Sponsored posts from self-proclaimed successful creators keep pitching me ways to “get rich selling your art” and “learn how to make abstract art that sells” and more. I click on the ads and study the profiles out of pure curiosity. Some are legit and try to sell a specific skill for a reasonable price, but some are scams that sell inspiration, a perspective shift, a belief system, or a promise that “you too can make hundreds of thousands selling your art online.”
Creative masterclasses, get rich quick plans, paid artist communities, “free” webinars. An artist starts off saying something like “I never thought I could be a full time artist, but not only did I quit my 9-5 job, I also made over 100k selling my art online.”

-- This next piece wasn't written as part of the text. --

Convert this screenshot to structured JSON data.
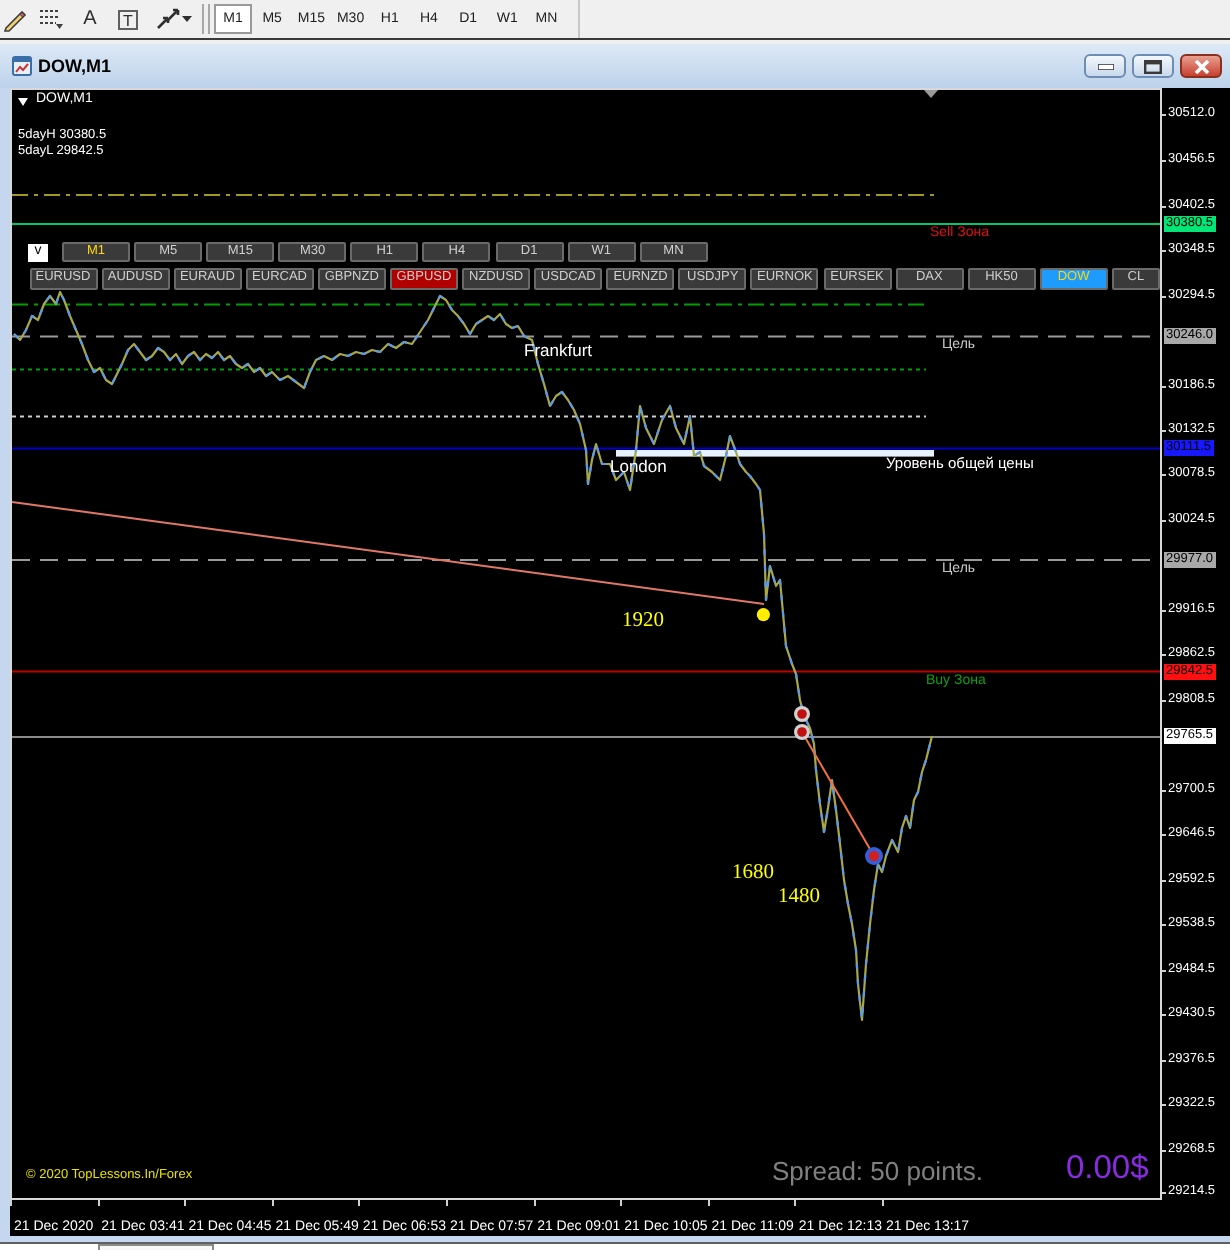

They all sound the same after you’ve seen enough of these posts, and most of them lead you through the same click-funnel template. They cast a wide net with sponsored posts, entice you with a free webinar where they sell you the artist dream, then they dangle a masterclass that will make these dreams come true in front of you. They tell you to invest in you dreams, your future, and nonchalantly drop the $2500 fee on you at the end while creating urgency to jump on the great deal. Oh and bless their hearts, they have payment plans! *rolls eyes*
“This is better than any art school. You want to succeed, right? You can be like me and all my masterclass graduates. Look at how successful I am. I’ll teach you everything you need to know in this 8-week class, but you have to sign up now. This offer won’t last.”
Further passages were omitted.